Impaza and sildenafil: comparison of clinical effectiveness in patients with erectile dysfunction.
A blind, placebo-controlled, randomized trial showed clinical effectiveness of the preparation Impaza containing antibodies to endothelial NO synthase in ultralow doses. Impaza surpassed placebo, but was less potent than sildenafil in the ability to improve erectile function and other parameters characterizing sexual activity of men. Safety of Impaza was greater than that of other test preparations.

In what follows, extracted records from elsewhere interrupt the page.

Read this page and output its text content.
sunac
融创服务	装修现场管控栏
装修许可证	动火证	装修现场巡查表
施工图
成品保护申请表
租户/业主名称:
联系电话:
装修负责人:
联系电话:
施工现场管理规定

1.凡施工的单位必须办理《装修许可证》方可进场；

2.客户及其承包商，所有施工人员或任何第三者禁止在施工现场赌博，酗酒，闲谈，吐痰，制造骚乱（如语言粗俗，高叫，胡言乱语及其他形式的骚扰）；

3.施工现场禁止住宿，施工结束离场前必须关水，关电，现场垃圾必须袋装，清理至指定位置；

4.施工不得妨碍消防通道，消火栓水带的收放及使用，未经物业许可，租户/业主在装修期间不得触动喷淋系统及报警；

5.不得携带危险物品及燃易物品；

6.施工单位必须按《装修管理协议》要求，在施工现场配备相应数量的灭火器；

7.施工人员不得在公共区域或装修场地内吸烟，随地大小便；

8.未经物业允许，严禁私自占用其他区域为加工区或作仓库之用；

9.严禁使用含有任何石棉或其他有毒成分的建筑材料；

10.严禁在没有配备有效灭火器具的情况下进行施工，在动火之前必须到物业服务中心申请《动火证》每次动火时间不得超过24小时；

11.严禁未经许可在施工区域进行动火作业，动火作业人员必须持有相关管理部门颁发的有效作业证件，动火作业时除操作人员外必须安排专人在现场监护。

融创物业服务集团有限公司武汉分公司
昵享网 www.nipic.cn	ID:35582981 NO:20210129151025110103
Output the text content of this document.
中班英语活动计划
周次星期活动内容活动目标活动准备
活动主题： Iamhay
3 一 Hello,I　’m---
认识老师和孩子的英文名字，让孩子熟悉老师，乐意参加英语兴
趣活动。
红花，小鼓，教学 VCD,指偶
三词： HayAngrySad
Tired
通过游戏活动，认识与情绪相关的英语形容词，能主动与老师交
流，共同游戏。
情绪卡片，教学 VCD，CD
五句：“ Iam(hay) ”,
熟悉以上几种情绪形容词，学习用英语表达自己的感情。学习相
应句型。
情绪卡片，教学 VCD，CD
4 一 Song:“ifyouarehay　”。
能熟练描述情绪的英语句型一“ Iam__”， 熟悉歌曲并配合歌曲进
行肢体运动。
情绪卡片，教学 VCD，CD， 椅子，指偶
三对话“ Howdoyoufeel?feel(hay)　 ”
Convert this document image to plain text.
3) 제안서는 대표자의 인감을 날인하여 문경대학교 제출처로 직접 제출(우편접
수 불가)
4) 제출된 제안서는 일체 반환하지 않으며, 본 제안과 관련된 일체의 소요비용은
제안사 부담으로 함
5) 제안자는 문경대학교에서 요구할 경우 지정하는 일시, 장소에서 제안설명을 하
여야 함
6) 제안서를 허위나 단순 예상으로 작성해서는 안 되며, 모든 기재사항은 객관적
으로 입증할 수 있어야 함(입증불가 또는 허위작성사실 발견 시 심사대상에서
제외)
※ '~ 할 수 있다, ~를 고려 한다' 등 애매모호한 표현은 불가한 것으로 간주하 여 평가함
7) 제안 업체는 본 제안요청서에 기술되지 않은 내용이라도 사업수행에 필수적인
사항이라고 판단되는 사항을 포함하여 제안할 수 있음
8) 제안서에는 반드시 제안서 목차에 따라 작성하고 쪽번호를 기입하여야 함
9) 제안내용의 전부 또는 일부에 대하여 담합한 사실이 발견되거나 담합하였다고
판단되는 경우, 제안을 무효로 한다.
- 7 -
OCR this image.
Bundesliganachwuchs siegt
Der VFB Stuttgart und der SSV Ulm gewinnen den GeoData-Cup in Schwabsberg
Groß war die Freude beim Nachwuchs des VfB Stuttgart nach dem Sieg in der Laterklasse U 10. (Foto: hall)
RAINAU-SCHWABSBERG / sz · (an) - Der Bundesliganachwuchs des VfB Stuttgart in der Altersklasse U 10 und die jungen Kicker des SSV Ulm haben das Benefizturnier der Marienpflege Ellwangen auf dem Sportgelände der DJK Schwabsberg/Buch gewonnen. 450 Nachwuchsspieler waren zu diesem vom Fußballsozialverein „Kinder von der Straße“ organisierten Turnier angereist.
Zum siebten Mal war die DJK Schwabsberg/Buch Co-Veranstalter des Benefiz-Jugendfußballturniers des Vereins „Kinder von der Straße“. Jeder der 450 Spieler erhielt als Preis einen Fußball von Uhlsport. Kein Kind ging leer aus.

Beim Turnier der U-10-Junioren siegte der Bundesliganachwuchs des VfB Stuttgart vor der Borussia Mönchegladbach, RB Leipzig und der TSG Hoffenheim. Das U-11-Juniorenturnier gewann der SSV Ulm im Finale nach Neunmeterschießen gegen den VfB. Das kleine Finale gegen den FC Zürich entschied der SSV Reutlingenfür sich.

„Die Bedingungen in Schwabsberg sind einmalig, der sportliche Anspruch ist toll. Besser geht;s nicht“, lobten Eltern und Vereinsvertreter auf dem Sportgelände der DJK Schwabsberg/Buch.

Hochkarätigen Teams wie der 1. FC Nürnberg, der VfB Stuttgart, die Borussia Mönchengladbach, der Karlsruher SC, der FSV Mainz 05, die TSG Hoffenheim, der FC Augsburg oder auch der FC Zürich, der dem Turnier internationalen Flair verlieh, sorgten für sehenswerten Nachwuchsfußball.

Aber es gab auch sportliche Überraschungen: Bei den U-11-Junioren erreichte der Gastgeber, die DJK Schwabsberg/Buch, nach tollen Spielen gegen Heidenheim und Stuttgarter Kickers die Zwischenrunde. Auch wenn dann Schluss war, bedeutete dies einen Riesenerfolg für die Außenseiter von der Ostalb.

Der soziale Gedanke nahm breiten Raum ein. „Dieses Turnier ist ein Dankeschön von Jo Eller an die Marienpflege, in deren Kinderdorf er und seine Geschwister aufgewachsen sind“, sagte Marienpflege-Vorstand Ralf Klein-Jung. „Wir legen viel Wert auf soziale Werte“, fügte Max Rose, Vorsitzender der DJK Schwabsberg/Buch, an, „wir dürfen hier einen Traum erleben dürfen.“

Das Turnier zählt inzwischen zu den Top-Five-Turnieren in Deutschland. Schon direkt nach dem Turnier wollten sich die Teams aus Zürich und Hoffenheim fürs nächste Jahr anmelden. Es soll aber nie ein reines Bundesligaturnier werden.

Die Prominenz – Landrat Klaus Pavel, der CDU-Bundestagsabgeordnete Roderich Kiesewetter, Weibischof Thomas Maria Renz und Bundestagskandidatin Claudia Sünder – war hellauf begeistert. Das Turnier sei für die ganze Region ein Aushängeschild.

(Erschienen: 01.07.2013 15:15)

Effects of chronic treatment with the eNOS stimulator Impaza on penis length and sexual behaviors in rats with a high baseline of sexual activity.
Endothelial nitric oxide synthase (eNOS) has an important role in erection, and it also affects aspects of sexual behavior. In this experiment, we determined whether a compound enhancing the activity of eNOS, Impaza, could stimulate any aspect of sexual behavior and increase penis length in rats with a high baseline of sexual activity. For comparison, the PDE5 inhibitor sildenafil was included. Male rats were orally treated with Impaza or sildenafil for 28 days. Impaza (3 ml kg(-1)) was given daily while sildenafil (3 mg kg(-1)) was given twice weekly. Tests for sexual incentive motivation and copulatory behavior were performed just before drug treatment and at days 7, 14 and 28 of treatment. In addition, the length of the protruding penis at mount, intromission and ejaculation was measured. Impaza but not sildenafil increased penis length at mount after 14 and 28 days of treatment. The compounds failed to modify sexual incentive motivation or copulatory behavior. It is suggested that Impaza enhanced intracavernous pressure, as such a pressure increase is the most likely explanation for enhanced penis length at mount. This effect, together with an absence of motivational actions, suggests that Impaza may be the most valuable treatment for erectile dysfunction.